CHAPITRE XXIX : L'HÉRÉSIE DE TATIEN
[1] Un peu plus haut, nous avons cité ses paroles sur l'admirable Justin, et nous avons raconté qu'il était le disciple de ce martyr. Irénée l'apprend en son premier livre de son ouvrage sur les hérésies ; voici ce qu'il écrit à la fois de Tatien et de son erreur :
« [2] De Saturninus et de Marcion viennent ceux qu'on appelle Encratites. Ils prêchent qu'on ne doit pas se marier, ils mettent de côté l'ordre antique établi par Dieu et blâment tranquillement celui qui a fait l'homme et la femme pour la propagation du genre humain.
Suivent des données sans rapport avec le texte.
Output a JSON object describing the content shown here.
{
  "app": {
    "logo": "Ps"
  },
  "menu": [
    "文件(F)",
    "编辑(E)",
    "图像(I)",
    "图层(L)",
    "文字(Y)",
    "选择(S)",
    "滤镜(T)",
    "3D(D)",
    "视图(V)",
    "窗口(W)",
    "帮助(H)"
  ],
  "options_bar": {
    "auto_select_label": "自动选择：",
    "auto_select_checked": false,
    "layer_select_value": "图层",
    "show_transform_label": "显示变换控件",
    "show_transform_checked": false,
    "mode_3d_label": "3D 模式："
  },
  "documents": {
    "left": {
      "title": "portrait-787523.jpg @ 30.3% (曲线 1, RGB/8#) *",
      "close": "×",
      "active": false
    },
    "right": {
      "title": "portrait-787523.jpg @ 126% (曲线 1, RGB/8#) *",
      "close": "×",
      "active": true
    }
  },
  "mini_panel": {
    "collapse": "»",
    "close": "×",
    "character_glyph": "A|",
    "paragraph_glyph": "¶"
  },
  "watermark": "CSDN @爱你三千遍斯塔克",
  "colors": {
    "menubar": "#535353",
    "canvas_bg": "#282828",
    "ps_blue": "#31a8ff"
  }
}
Ils introduisent l'abstinence des aliments qu'ils disent avoir eu vie, et, par là, montrent leur ingratitude envers Dieu, 483 l'auteur de l'univers. Ils nient aussi le salut du premier homme. [3] On trouve maintenant que cela leur vient d'un certain Tatien, qui le premier inventa ce blasphème. Il avait été disciple de Justin. Tant qu'il vécut avec lui, rien de cela ne parut. Mais après son martyre, Tatien se sépara de l'Église; il s'éleva dans la pensée qu'il était un maître, s'aveugla au point de se croire supérieur aux autres et donna son caractère personnel à son école. Il imagina des éons invisibles, comme ceux qu'on trouve dans les fables de Valentin ; comme Marcion et Saturnin, il appela le mariage une corruption et une débauche; de lui-même, il soutint qu'Adam n'est pas sauvé. »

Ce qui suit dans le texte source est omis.